Saturday, December 06, 2008

40 years ago this week... the future as demo

I first read about Doug Engelbart's innovations in collaborative computer technology in mid-1980s books by Ted Nelson and Howard Rheingold, more than 15 years after Engelbart entranced an audience of engineers with a demonstration -- in 1968 -- of devices and ideas that most of the world wouldn't see for decades... the first mouse, hypertext linkages, expanding on-screen outlines, and a bigger idea behind them: That creative use of connected computers could augment human intelligence.

Luckily, that 1968 glimpse of the future was preserved on film and has been available in various Web incarnations. Now, for its 40th anniversary, you can read, watch and listen to more here:

The Innovation Journalism Blog: Come Celebrate the 40th anniversary of Engelbart's "Mother of All Demos":

"On December 9 1968, Doug Engelbart and his team from SRI International Augmentation Research Center performed 'the mother of all demos' in front of a gaping audience of one thousand computer engineers. The demo let the cat out of the bag in a monumental way; Doug's big idea that the big thing about computers was not automation, but augmenting human intelligence was demonstrated in real life... The audience could do nothing but cheer."

Thursday, December 04, 2008

Telling a friend's story

Jeanna Duerscherl of The Roanoke Times steps out from behind her cameras to talk about covering the very personal story of a friend's battle with a rare, incurable cancer. See her blog at Backstory: Photographing my friend:

"Typically, journalists tend to avoid telling stories about people they know on a personal level. It's complicated: Our job is to tell people's stories - not become part of the story. And when we have closer, personal relationships with the people whose stories we're telling, sometimes our stories intertwine. And sometimes it becomes impossible not to become part of their story.
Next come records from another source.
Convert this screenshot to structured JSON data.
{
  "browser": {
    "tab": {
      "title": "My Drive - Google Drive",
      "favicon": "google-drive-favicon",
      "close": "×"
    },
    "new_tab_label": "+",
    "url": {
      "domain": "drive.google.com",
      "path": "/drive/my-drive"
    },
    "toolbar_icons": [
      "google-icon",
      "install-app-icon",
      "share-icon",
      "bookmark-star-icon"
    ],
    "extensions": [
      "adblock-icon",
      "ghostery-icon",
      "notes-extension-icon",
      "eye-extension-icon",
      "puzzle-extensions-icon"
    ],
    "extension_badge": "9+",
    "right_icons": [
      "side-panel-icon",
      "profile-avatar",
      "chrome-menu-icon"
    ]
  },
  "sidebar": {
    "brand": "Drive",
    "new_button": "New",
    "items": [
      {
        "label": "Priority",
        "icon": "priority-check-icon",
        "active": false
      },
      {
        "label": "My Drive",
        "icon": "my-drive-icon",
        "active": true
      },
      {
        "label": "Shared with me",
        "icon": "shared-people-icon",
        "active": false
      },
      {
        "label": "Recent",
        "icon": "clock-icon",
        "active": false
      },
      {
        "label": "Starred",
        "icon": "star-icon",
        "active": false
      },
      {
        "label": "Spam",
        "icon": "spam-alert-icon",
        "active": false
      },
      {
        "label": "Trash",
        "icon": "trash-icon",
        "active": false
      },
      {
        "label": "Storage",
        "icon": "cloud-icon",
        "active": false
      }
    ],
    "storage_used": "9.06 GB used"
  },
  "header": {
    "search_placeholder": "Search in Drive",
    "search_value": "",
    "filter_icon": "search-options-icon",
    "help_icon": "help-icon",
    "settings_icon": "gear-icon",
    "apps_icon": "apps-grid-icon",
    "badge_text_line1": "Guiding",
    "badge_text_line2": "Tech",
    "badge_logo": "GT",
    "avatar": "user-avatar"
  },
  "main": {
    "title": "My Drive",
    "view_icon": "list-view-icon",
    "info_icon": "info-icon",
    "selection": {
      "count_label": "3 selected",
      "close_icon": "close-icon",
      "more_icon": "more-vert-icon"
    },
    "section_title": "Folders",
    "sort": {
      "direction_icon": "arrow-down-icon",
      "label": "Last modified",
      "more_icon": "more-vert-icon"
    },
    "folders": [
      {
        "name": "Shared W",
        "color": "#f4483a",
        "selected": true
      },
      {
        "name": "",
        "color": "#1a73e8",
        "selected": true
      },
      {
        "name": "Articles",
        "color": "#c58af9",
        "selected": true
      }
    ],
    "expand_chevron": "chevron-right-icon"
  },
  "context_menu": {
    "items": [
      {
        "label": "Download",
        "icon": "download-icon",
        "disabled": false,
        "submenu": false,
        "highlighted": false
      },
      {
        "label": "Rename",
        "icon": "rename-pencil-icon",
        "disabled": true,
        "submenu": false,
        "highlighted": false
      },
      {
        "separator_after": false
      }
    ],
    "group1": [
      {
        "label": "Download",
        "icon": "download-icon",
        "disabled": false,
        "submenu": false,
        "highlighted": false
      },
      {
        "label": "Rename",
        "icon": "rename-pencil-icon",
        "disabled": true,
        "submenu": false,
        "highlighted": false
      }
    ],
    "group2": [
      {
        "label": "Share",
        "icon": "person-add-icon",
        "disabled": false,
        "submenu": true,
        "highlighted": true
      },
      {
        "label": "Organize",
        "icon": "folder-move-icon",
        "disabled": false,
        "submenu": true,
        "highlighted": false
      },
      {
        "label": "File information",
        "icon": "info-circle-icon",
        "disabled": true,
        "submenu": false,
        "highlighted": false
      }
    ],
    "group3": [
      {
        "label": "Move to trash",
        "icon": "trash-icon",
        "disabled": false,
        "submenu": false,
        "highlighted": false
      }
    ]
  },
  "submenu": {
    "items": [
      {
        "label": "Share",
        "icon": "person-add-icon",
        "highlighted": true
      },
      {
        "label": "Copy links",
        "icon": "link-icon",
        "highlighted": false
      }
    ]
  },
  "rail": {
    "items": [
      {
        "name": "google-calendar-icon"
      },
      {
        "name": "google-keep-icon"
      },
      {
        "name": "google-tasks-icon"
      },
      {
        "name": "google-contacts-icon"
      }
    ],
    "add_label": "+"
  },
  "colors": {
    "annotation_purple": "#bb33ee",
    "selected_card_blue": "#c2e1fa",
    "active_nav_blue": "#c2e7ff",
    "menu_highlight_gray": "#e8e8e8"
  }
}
That's why we explain our relationships to our readers."

The photojournalist shot video interviews with her roller-derby friend, Brooke Smith, as well as a slideshow of stills that accompany the story. In her blog essay, she discusses the thought process behind doing the story at all:

"I needed to make sure I would be doing it because I believe this story has the power to make people stop for a moment and reflect on their own lives."

To see how well she succeeded, here's the full story, Brooke Smith: Letting go, letting God. The text is by reporter Rob Johnson, who also interviewed Brooke's doctors and friends.

(The designer of the white-text-on-black Web page isn't credited. Personally, I think that layout makes the story hard to read, but the "print this" button switches it to black-on-white.)